Ich mache nichts anderes.»
    «Bitte», sagte sie. «Tu’s nicht.»
    «Vi», sagte ich. «Es steht dir nicht zu, mich um einen Gefallen zu bitten. Überhaupt nicht. Vielleicht nie mehr.»
    «Ach du meine Güte», sagte sie. «Du wirst einfach keine Ruhe geben, stimmt’s?»
    «Dickköpfigkeit», sagte ich. «Und ein gutes Gedächtnis. Keine gute Paarung.»
    «O nein, nein, nein. Was hab ich bloß getan?» Sie hatte die Hände vors Gesicht geschlagen.

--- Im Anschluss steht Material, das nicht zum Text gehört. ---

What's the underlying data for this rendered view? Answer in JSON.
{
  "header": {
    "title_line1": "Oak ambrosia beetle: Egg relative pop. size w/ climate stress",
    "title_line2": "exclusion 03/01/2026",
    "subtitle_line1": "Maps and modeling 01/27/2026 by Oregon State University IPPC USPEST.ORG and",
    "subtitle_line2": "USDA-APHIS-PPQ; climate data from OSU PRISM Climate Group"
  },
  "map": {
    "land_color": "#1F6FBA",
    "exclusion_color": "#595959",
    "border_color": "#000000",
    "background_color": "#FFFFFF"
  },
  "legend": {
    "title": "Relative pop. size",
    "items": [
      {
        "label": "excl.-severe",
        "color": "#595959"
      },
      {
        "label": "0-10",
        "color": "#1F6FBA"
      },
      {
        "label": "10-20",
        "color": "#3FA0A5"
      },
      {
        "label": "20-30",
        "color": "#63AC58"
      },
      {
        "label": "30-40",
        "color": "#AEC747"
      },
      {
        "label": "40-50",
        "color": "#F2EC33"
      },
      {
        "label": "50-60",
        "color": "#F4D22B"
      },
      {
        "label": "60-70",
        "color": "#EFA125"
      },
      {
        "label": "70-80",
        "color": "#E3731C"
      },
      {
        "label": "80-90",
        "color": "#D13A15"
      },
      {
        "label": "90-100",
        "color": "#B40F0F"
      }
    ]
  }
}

    «Genau. Was hast du getan? Oder eigentlich lautet die Frage ja:
Wer war’s?»,
sagte ich. Ich fühlte mich erschöpft. Ich streckte die Arme über meinem Kopf aus und spürte in genau dieser Haltung einen winzigen Schlag in meinem Bauch, wie ein kleines, hungriges Pulsieren. «Nun, Vi», sagte ich. «Ich denke, ich weiß jetzt, was ich mir vornehme. Regel Nummer 2, so hast du es doch genannt, oder? Dass ich mir was vornehmen soll. Und was ich mir da vornehme, ist gut. Schwierig, aber ich bin zuversichtlich.»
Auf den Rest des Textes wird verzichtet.